What distinguishes MP-SPR from conventional SPR?
MP-SPR measures the full angular SPR curve rather than a single angle, enabling simultaneous extraction of multiple optical parameters and eliminating angle-drift artifacts. Its oil-free prism coupling and dual-wavelength capability allow broader RI coverage and quantitative thickness/RI decoupling—unachievable with standard SPR.

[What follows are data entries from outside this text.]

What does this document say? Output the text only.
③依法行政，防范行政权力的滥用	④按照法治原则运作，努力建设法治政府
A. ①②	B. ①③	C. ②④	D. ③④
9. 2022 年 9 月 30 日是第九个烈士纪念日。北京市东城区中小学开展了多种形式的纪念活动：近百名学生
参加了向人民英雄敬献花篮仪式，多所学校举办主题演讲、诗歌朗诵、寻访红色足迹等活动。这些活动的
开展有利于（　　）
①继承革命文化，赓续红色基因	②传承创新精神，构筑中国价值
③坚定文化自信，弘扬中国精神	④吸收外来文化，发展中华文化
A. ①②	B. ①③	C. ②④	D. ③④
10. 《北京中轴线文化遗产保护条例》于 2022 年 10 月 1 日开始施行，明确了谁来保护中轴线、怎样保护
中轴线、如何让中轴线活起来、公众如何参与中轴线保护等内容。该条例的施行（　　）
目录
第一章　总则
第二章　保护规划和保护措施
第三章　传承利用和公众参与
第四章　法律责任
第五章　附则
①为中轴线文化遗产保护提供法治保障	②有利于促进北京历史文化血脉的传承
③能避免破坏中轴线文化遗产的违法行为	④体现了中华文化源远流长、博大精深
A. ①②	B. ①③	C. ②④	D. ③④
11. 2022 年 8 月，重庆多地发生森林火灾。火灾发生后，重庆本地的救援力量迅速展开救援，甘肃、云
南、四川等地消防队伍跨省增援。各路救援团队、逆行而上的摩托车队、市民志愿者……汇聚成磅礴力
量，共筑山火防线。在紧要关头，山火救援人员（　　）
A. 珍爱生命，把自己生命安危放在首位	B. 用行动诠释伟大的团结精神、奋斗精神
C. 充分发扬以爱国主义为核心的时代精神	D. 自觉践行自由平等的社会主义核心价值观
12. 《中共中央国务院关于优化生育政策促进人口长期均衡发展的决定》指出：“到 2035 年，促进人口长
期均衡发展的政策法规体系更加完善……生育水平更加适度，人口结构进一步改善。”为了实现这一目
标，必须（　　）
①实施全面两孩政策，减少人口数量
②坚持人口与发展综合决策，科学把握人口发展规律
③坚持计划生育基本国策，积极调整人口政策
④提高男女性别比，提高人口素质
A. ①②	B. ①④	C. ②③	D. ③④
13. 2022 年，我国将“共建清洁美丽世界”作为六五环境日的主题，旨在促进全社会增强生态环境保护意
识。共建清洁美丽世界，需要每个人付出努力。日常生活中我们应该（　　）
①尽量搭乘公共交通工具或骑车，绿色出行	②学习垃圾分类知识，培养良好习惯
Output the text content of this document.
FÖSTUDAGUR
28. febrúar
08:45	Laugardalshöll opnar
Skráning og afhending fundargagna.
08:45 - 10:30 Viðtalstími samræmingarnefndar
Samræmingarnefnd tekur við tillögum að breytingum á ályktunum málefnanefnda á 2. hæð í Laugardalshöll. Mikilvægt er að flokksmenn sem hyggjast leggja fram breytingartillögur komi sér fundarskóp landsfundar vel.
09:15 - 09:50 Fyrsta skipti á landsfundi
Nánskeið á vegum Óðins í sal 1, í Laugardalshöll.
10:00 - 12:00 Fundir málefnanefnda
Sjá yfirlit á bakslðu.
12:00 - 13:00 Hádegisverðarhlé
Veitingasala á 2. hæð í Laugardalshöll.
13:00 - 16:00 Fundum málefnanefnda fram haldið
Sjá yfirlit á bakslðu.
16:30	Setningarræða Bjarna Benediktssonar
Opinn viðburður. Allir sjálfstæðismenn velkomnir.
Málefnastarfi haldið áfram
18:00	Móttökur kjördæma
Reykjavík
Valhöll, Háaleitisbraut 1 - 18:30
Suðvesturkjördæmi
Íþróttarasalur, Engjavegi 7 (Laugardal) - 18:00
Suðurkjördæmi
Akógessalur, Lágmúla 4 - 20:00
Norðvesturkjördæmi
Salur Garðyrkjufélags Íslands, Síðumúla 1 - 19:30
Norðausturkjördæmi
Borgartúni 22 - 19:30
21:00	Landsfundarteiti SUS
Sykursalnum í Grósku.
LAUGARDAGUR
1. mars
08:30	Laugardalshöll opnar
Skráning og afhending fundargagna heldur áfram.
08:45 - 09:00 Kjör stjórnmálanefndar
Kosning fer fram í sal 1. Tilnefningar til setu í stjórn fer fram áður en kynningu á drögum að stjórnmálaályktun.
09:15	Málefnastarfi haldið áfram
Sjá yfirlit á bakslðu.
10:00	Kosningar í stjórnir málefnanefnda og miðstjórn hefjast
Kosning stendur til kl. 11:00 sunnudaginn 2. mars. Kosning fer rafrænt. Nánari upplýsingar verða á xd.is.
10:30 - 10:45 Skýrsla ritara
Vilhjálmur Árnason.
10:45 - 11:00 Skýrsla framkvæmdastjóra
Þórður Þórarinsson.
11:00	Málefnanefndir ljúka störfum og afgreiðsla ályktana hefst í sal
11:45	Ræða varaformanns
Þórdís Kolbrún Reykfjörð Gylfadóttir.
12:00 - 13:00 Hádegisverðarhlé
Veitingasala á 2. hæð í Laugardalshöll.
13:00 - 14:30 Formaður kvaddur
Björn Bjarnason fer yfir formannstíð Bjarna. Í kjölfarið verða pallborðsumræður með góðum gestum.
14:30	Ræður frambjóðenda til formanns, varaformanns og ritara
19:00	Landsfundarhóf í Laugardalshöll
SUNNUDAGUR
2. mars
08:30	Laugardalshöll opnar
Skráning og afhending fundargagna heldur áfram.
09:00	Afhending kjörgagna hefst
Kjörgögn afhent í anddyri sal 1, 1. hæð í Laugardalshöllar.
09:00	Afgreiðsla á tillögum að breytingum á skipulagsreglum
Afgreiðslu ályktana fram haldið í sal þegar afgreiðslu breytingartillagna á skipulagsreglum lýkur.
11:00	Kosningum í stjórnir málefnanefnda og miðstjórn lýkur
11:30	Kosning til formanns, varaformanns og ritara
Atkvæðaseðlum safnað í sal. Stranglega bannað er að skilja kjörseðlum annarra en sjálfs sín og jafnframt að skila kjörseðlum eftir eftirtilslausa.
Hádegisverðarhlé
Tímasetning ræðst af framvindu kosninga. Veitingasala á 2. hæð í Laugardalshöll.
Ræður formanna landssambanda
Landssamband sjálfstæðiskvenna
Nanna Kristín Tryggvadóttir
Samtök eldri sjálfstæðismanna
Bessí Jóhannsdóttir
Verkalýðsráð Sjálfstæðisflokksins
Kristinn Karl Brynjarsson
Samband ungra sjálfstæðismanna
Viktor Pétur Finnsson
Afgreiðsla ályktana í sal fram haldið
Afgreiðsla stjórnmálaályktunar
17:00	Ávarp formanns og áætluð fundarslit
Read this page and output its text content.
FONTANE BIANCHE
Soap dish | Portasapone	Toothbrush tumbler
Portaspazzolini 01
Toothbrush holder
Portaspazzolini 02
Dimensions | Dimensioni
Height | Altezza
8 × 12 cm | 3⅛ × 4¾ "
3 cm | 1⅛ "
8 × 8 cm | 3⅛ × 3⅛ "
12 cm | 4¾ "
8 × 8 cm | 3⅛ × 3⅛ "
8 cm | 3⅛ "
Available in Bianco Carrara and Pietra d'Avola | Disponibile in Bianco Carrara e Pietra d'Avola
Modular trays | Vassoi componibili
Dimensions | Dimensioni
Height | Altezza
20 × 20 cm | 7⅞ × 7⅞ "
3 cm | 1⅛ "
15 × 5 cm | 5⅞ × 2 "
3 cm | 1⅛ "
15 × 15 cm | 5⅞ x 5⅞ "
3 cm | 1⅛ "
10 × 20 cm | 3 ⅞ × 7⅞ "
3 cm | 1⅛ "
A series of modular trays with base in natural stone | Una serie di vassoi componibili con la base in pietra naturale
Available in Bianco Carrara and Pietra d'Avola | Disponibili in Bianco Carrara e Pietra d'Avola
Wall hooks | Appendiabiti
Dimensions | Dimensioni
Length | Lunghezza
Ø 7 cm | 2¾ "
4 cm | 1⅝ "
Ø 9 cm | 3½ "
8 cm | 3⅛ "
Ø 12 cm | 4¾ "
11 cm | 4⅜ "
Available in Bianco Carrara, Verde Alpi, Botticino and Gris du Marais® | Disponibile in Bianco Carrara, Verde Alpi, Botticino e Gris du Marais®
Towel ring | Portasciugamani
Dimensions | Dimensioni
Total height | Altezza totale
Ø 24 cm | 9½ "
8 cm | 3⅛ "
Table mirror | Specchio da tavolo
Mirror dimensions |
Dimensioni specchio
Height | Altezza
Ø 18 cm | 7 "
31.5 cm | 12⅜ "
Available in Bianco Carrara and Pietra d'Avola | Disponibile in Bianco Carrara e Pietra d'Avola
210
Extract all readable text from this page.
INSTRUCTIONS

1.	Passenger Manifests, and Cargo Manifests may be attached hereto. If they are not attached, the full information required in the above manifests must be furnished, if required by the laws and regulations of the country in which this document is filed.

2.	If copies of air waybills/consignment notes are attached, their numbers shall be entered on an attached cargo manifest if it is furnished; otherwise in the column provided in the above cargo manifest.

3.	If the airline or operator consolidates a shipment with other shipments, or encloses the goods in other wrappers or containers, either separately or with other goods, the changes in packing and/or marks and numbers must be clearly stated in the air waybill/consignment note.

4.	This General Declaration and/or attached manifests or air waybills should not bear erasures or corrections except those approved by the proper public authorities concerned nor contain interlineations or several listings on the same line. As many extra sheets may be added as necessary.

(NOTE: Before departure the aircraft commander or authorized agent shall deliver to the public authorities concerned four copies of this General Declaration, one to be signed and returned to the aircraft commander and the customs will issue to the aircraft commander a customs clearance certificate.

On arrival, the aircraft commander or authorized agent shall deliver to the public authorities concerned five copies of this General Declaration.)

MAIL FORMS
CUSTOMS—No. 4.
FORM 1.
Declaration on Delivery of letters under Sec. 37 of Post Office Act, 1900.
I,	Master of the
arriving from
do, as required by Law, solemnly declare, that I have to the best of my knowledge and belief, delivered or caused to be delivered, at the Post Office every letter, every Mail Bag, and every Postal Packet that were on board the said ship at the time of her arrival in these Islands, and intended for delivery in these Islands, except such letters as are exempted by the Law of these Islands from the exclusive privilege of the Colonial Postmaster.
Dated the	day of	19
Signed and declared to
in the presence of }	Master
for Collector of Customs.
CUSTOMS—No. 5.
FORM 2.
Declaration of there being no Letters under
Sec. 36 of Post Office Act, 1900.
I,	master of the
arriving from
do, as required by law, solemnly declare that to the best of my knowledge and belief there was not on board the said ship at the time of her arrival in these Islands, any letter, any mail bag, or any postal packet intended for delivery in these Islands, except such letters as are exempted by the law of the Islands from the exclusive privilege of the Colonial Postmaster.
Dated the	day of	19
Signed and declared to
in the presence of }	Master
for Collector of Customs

Can the system analyze small molecules (<500 Da) in serum?
Yes. PureKinetics™ compensates for bulk RI shifts caused by serum matrix effects, and the system’s 1 µRIU sensitivity and low noise floor (<0.3 µRIU short-term) enable reliable detection of low-MW ligands even at sub-µM concentrations in undiluted biological fluids.

Is HPLC-grade tubing used in the fluidic path?
Yes. All wetted components—including pump tubing, connectors, and flow cells—are chemically inert (PEEK, fused silica, or fluoropolymer) and compatible with HPLC maintenance protocols. Replacement parts are field-serviceable without tools.

Does the system support temperature-controlled kinetic experiments?
Yes. The integrated Peltier-based thermostat maintains ±0.1 °C stability across 15–45 °C, enabling Arrhenius analysis of binding thermodynamics and temperature-dependent conformational transitions.

Are sensor chips reusable?
Most metal and oxide sensors (e.g., Au, SiO₂) can be regenerated and reused after mild cleaning (e.g., piranha solution for organics, UV-ozone for organics, or low-pH glycine for antibodies), provided surface integrity is preserved. Functionalized chips (e.g., CMD, Ni-NTA) may require recharging depending on ligand stability.